Dynamic Localization Of Alpha B-Crystallin At The Microtubule Cytoskeleton Network In Beating Heart Cells

alpha B-crystallin is highly expressed in the heart and slow skeletal muscle; however, the roles of alpha B-crystallin in the muscle are obscure. Previously, we showed that alpha B-crystallin localizes at the sarcomere Z-bands, corresponding to the focal adhesions of cultured cells. In myoblast cells, alpha B-crystallin completely colocalizes with microtubules and maintains cell shape and adhesion. In this study, we show that in beating cardiomyocytes alpha-tubulin and alpha B-crystallin colocalize at the I- and Z-bands of the myocardium, where it may function as a molecular chaperone for tubulin/microtubules. Fluorescence recovery after photobleaching (FRAP) analysis revealed that the striated patterns of GFP-alpha B-crystallin fluorescence recovered quickly at 37 degrees C. FRAP mobility assay also showed alpha B-crystallin to be associated with nocodazole-treated free tubulin dimers but not with taxol-treated microtubules.

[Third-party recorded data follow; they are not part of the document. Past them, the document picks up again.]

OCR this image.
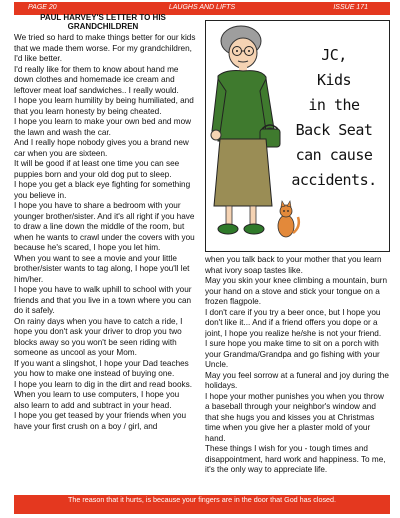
PAGE 20	LAUGHS AND LIFTS	ISSUE 171
PAUL HARVEY'S LETTER TO HIS
GRANDCHILDREN

We tried so hard to make things better for our kids that we made them worse. For my grandchildren, I'd like better.

I'd really like for them to know about hand me down clothes and homemade ice cream and leftover meat loaf sandwiches.. I really would.

I hope you learn humility by being humiliated, and that you learn honesty by being cheated.

I hope you learn to make your own bed and mow the lawn and wash the car.

And I really hope nobody gives you a brand new car when you are sixteen.

It will be good if at least one time you can see puppies born and your old dog put to sleep.

I hope you get a black eye fighting for something you believe in.

I hope you have to share a bedroom with your younger brother/sister. And it's all right if you have to draw a line down the middle of the room, but when he wants to crawl under the covers with you because he's scared, I hope you let him.

When you want to see a movie and your little brother/sister wants to tag along, I hope you'll let him/her.

I hope you have to walk uphill to school with your friends and that you live in a town where you can do it safely.

On rainy days when you have to catch a ride, I hope you don't ask your driver to drop you two blocks away so you won't be seen riding with someone as uncool as your Mom.

If you want a slingshot, I hope your Dad teaches you how to make one instead of buying one.

I hope you learn to dig in the dirt and read books.

When you learn to use computers, I hope you also learn to add and subtract in your head.

I hope you get teased by your friends when you have your first crush on a boy / girl, and

JC,
Kids
in the
Back Seat
can cause
accidents.

when you talk back to your mother that you learn what ivory soap tastes like.

May you skin your knee climbing a mountain, burn your hand on a stove and stick your tongue on a frozen flagpole.

I don't care if you try a beer once, but I hope you don't like it... And if a friend offers you dope or a joint, I hope you realize he/she is not your friend.

I sure hope you make time to sit on a porch with your Grandma/Grandpa and go fishing with your Uncle.

May you feel sorrow at a funeral and joy during the holidays.

I hope your mother punishes you when you throw a baseball through your neighbor's window and that she hugs you and kisses you at Christmas time when you give her a plaster mold of your hand.

These things I wish for you - tough times and disappointment, hard work and happiness. To me, it's the only way to appreciate life.

The reason that it hurts, is because your fingers are in the door that God has closed.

The interaction of alpha B-crystallin and free tubulin was further confirmed by immunoprecipitation and microtubule sedimentation assay in the presence of 1-100 mu M calcium, which destabilizes microtubules. Forster resonance energy transfer analysis showed that alpha B-crystallin and tubulin were at 1-10 nm apart from each other in the presence of colchicine. These results suggested that alpha B-crystallin may play an essential role in microtubule dynamics by maintaining free tubulin in striated muscles, such as the soleus or cardiac muscles.